Here is a simple recipe for rajma, tried and much tested, from my kitchen. I have been asked for the recipe many times, and doubted for holding back some secret ingredient. But there is none. The taste lies in the beans, and there is no need to overwhelm them with heavy spicing. While it shares the bhuno-adrak-pyaaz-tamatar (fry-ginger-onion-tomato) step with chhole, it has none of the powerful knock-out punch of spices that add ‘masala’ to the chana-masala. This satisfies at an entirely different level, and is a personal favourite, over and above chhole.
I have prepared this using red kidney beans (both the Kashmiri rajma, and the other larger varieties), chitre rajma, and also the tan-coloured pahari (from the hills) ones I purchased at Dilli Haat.
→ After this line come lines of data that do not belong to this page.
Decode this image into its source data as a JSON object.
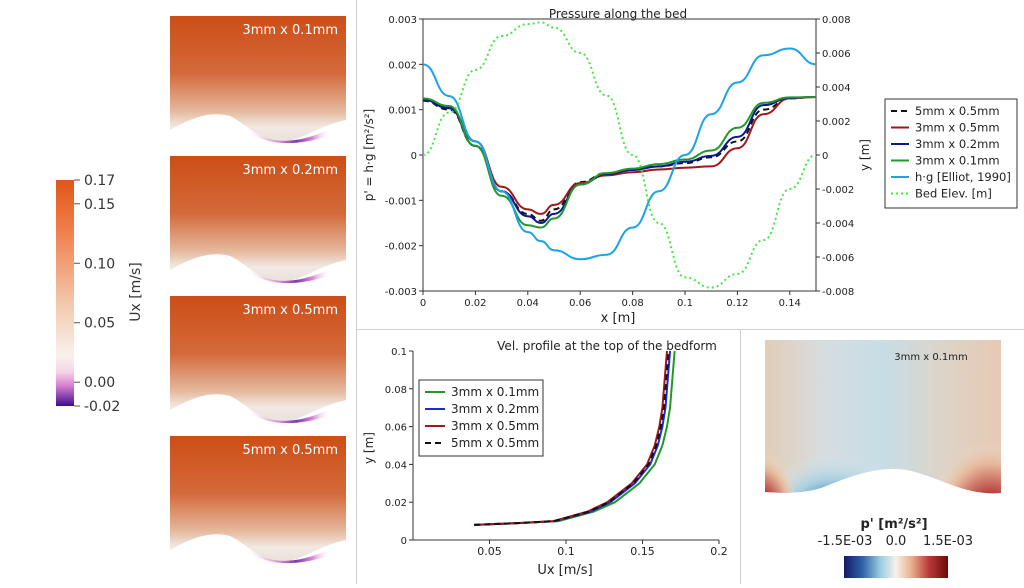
{
  "colorbar_ux": {
    "title": "Ux [m/s]",
    "ticks": [
      {
        "label": "0.17",
        "value": 0.17
      },
      {
        "label": "0.15",
        "value": 0.15
      },
      {
        "label": "0.10",
        "value": 0.1
      },
      {
        "label": "0.05",
        "value": 0.05
      },
      {
        "label": "0.00",
        "value": 0.0
      },
      {
        "label": "-0.02",
        "value": -0.02
      }
    ],
    "range": [
      -0.02,
      0.17
    ],
    "colors": {
      "max": "#d9541a",
      "mid": "#f6efe8",
      "zero": "#f2c0d8",
      "min": "#3d0f8c"
    }
  },
  "velocity_maps": [
    {
      "label": "3mm x 0.1mm"
    },
    {
      "label": "3mm x 0.2mm"
    },
    {
      "label": "3mm x 0.5mm"
    },
    {
      "label": "5mm x 0.5mm"
    }
  ],
  "pressure_map": {
    "label": "3mm x 0.1mm",
    "colorbar_title": "p' [m²/s²]",
    "ticks": [
      "-1.5E-03",
      "0.0",
      "1.5E-03"
    ],
    "colors": {
      "low": "#1a1f6e",
      "mid": "#f4efe6",
      "high": "#7a1010"
    }
  },
  "chart_data": [
    {
      "type": "line",
      "title": "Pressure along the bed",
      "xlabel": "x [m]",
      "ylabel": "p' = h·g  [m²/s²]",
      "ylabel_right": "y [m]",
      "xlim": [
        0,
        0.15
      ],
      "ylim": [
        -0.003,
        0.003
      ],
      "ylim_right": [
        -0.008,
        0.008
      ],
      "x_ticks": [
        "0",
        "0.02",
        "0.04",
        "0.06",
        "0.08",
        "0.1",
        "0.12",
        "0.14"
      ],
      "y_ticks": [
        "-0.003",
        "-0.002",
        "-0.001",
        "0",
        "0.001",
        "0.002",
        "0.003"
      ],
      "y_ticks_right": [
        "-0.008",
        "-0.006",
        "-0.004",
        "-0.002",
        "0",
        "0.002",
        "0.004",
        "0.006",
        "0.008"
      ],
      "grid": false,
      "legend_position": "right",
      "x": [
        0,
        0.01,
        0.02,
        0.03,
        0.04,
        0.045,
        0.05,
        0.06,
        0.07,
        0.08,
        0.09,
        0.1,
        0.11,
        0.12,
        0.13,
        0.14,
        0.15
      ],
      "series": [
        {
          "name": "5mm x 0.5mm",
          "color": "#111111",
          "dash": "6,4",
          "axis": "left",
          "values": [
            0.0012,
            0.001,
            0.0002,
            -0.0008,
            -0.0013,
            -0.00145,
            -0.0012,
            -0.0006,
            -0.0004,
            -0.00032,
            -0.00025,
            -0.00018,
            -5e-05,
            0.0003,
            0.001,
            0.00125,
            0.00128
          ]
        },
        {
          "name": "3mm x 0.5mm",
          "color": "#a01818",
          "dash": "",
          "axis": "left",
          "values": [
            0.00122,
            0.00105,
            0.0003,
            -0.0007,
            -0.0012,
            -0.0013,
            -0.0011,
            -0.00062,
            -0.00045,
            -0.00038,
            -0.00032,
            -0.00028,
            -0.00025,
            0.00015,
            0.0009,
            0.00125,
            0.00128
          ]
        },
        {
          "name": "3mm x 0.2mm",
          "color": "#0a1a8c",
          "dash": "",
          "axis": "left",
          "values": [
            0.00122,
            0.00103,
            0.0002,
            -0.0008,
            -0.00135,
            -0.0015,
            -0.0013,
            -0.00065,
            -0.00042,
            -0.00033,
            -0.00025,
            -0.00015,
            -2e-05,
            0.0004,
            0.0011,
            0.00126,
            0.00128
          ]
        },
        {
          "name": "3mm x 0.1mm",
          "color": "#1f9a2a",
          "dash": "",
          "axis": "left",
          "values": [
            0.00125,
            0.00108,
            0.0002,
            -0.0009,
            -0.00155,
            -0.0016,
            -0.0014,
            -0.00065,
            -0.0004,
            -0.0003,
            -0.0002,
            -0.0001,
            0.0001,
            0.0006,
            0.00115,
            0.00127,
            0.00128
          ]
        },
        {
          "name": "h·g [Elliot, 1990]",
          "color": "#1aa3e6",
          "dash": "",
          "axis": "left",
          "values": [
            0.002,
            0.0013,
            0.0003,
            -0.0008,
            -0.0017,
            -0.0019,
            -0.0021,
            -0.0023,
            -0.0022,
            -0.0016,
            -0.0008,
            0.0,
            0.0009,
            0.0016,
            0.0022,
            0.00235,
            0.002
          ]
        },
        {
          "name": "Bed Elev. [m]",
          "color": "#44e844",
          "dash": "2,3",
          "axis": "right",
          "values": [
            0.0,
            0.0025,
            0.005,
            0.007,
            0.0077,
            0.0078,
            0.0075,
            0.006,
            0.0035,
            0.0,
            -0.004,
            -0.0072,
            -0.0078,
            -0.007,
            -0.005,
            -0.002,
            0.0
          ]
        }
      ]
    },
    {
      "type": "line",
      "title": "Vel. profile at the top of the bedform",
      "xlabel": "Ux [m/s]",
      "ylabel": "y [m]",
      "xlim": [
        0,
        0.2
      ],
      "ylim": [
        0,
        0.1
      ],
      "x_ticks": [
        "0.05",
        "0.1",
        "0.15",
        "0.2"
      ],
      "y_ticks": [
        "0",
        "0.02",
        "0.04",
        "0.06",
        "0.08",
        "0.1"
      ],
      "grid": false,
      "legend_position": "top-left",
      "y": [
        0.008,
        0.009,
        0.01,
        0.015,
        0.02,
        0.03,
        0.04,
        0.05,
        0.06,
        0.07,
        0.08,
        0.09,
        0.1
      ],
      "series": [
        {
          "name": "3mm x 0.1mm",
          "color": "#1f9a2a",
          "dash": "",
          "x": [
            0.04,
            0.07,
            0.095,
            0.118,
            0.132,
            0.148,
            0.158,
            0.163,
            0.166,
            0.168,
            0.169,
            0.17,
            0.171
          ]
        },
        {
          "name": "3mm x 0.2mm",
          "color": "#1a2ad8",
          "dash": "",
          "x": [
            0.04,
            0.07,
            0.093,
            0.116,
            0.129,
            0.145,
            0.155,
            0.16,
            0.163,
            0.165,
            0.166,
            0.167,
            0.168
          ]
        },
        {
          "name": "3mm x 0.5mm",
          "color": "#a01818",
          "dash": "",
          "x": [
            0.04,
            0.07,
            0.092,
            0.114,
            0.127,
            0.143,
            0.153,
            0.158,
            0.161,
            0.163,
            0.164,
            0.165,
            0.166
          ]
        },
        {
          "name": "5mm x 0.5mm",
          "color": "#111111",
          "dash": "6,4",
          "x": [
            0.04,
            0.07,
            0.092,
            0.115,
            0.128,
            0.144,
            0.154,
            0.159,
            0.162,
            0.164,
            0.165,
            0.166,
            0.167
          ]
        }
      ]
    }
  ]
}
It turned out great every time with minor variations in the colour of the final dish.
3 C kidney beans, soaked overnight
1 T oil
1 t ghee
½ t cumin
1” piece of ginger, grated
2 large onions, chopped fine
2-3 tomatoes, chopped fine or pureed (I used 6 desi ones that are much smaller, but more juicy and tart)
1 ½ T coriander powder
1 t red chilli powder (or to taste)
½ t turmeric
Cover the beans with water (3″ above the beans), and soak overnight. Drain and rinse.
In the pan of your pressure cooker heat the oil and ghee. Add cumin seeds, followed by grated ginger. Stir till fragrant. Add the chopped onion and fry till golden. Add the tomato puree and cook till a rich red in colour. If it starts to stick to the bottom, add some salt to help sweat the onions without needing more oil. When the masala is done it will come together (like this); if we were using more oil or fat, the oil would separate. Add the spices and continue to brown for a couple of minutes. Remove this masala paste to a dish (which you may later use to serve the rajma in).
Add the rinsed beans to the pan. Cover them with enough fresh water and cook till very tender. I use a pressure cooker for this; cooking time varies depending on the bean variety, with the smaller Kashmiri rajma usually taking 20-30 minutes. Wait for the pressure to subside.
Add the onion-tomato masala to the cooked beans with salt, stir to mix, and pressure cook again for an additional 10 minutes, or simmer, stirring occasionally, for a further 20-30 minutes. Garnish with coriander leaves and serve over rice, with a small dollop of ghee, maybe just half a spoon. Ghee is amazing with rajma prepared this way, really incredible. Or, add a smaller dollop of ghee towards the last half of your rajma-chaval and revel in the indulgence.
I love this dish of beans with Goan brown rice. I have finally arrived at a formula to get them to be soft – soak the rice in hot water for an hour before pressure cooking for 20 minutes. Beautiful grains of brown rice that are soft to the touch!